Se necesitan 260.000 nacimientos más al año para asegurar el nivel de reemplazo generacional, según ha calculado el Instituto de Política Familiar (IPF) para que España no caiga, definitivamente, en ese invierno demográfico del que ya se habla y que no permitirá mantener nuestro Sistema de Bienestar. El ratio de cotizantes por pensionista no termina de remontar y se necesitan más de dos para sufragar este gasto.

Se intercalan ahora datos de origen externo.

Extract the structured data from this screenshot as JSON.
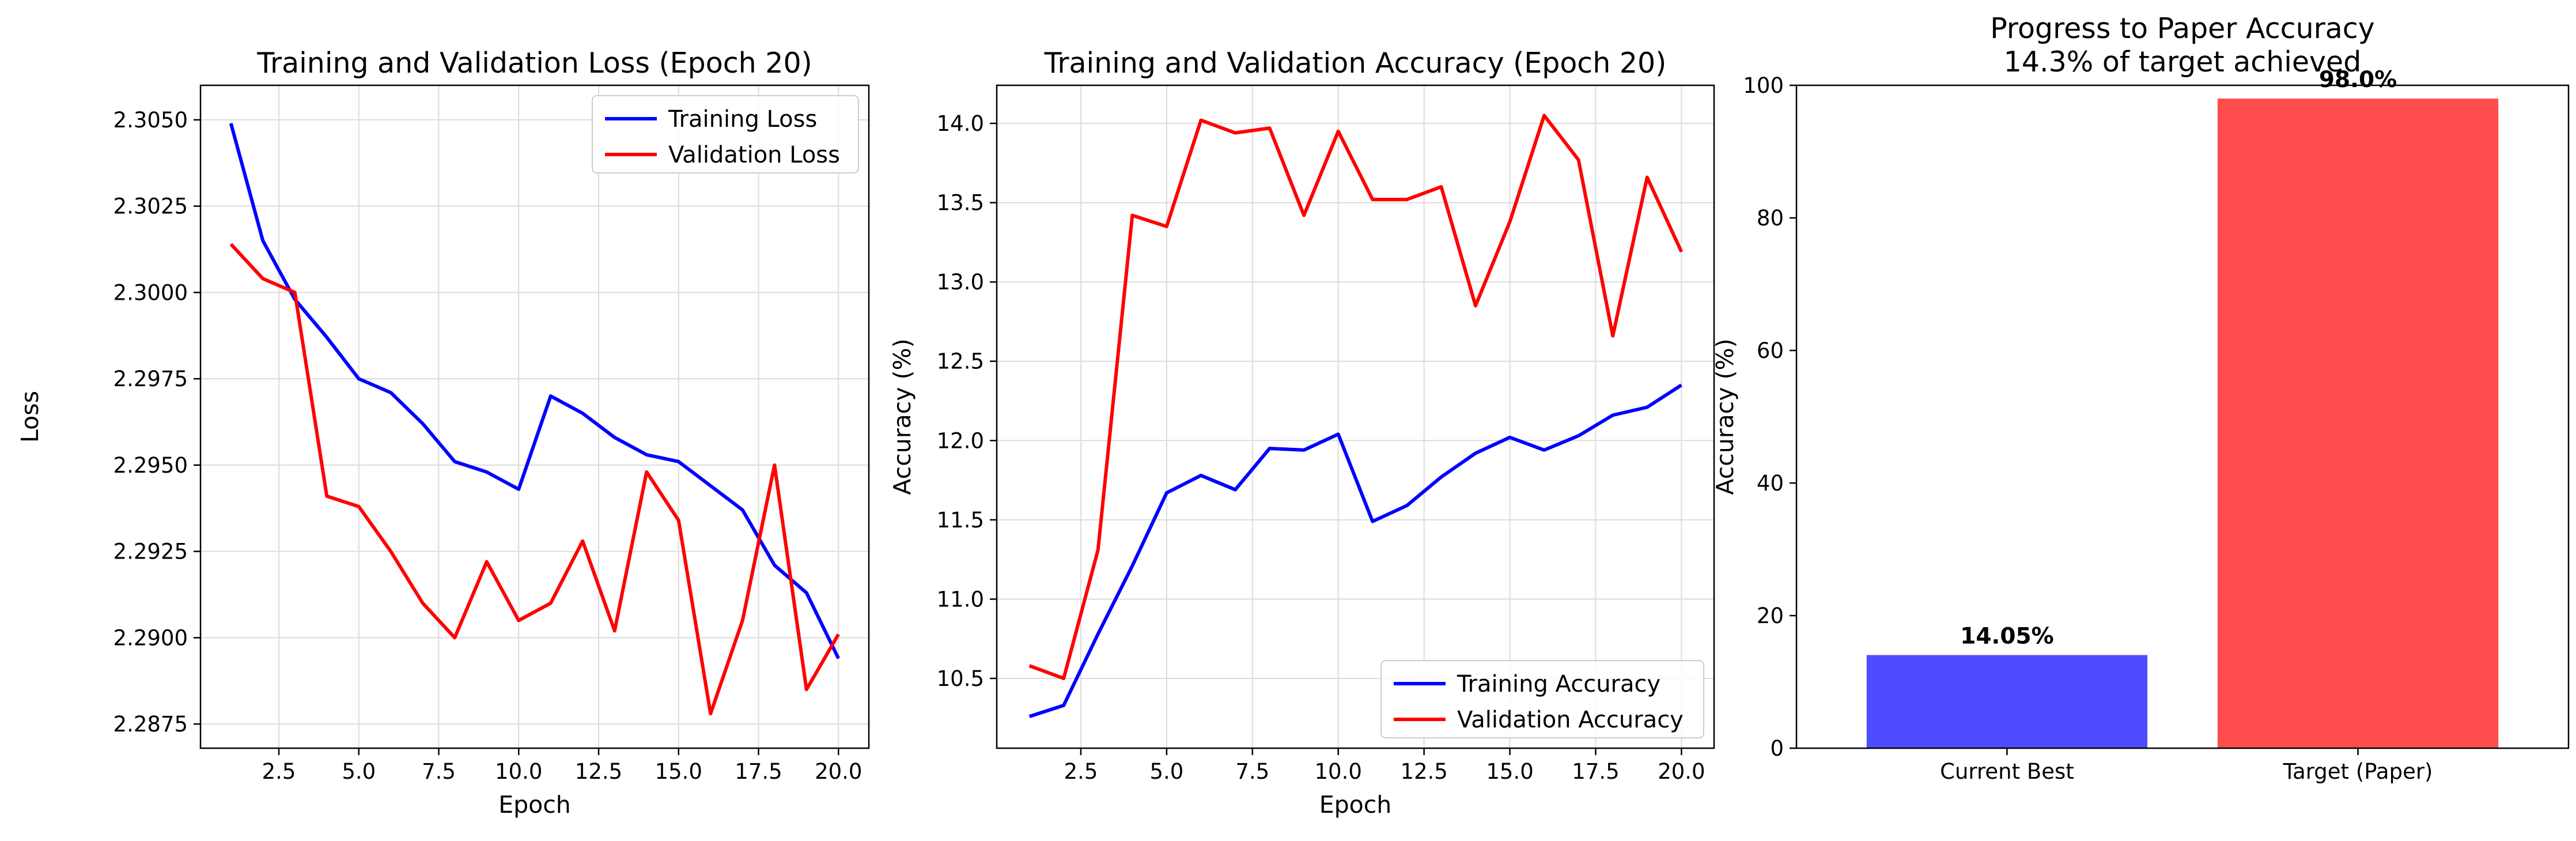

La ONG Red Madre ha realizado el primer mapa de la maternidad en España para determinar cuánto dinero destina cada comunidad autónoma en ayudas a las embarazadas porque «sin políticas destinadas a la maternidad los datos no mejoran», afirma Amaya Azcona, directora de la Fundación Red Madre y su presidente, Antonio Torres añade: «En España empieza a hablarse cada vez más del problema demográfico, pero sólo desde una óptica abstracta o política, olvidando a las mujeres concretas que afrontan una maternidad problemática. Hay que pensar en las personas y hacer políticas para ellas».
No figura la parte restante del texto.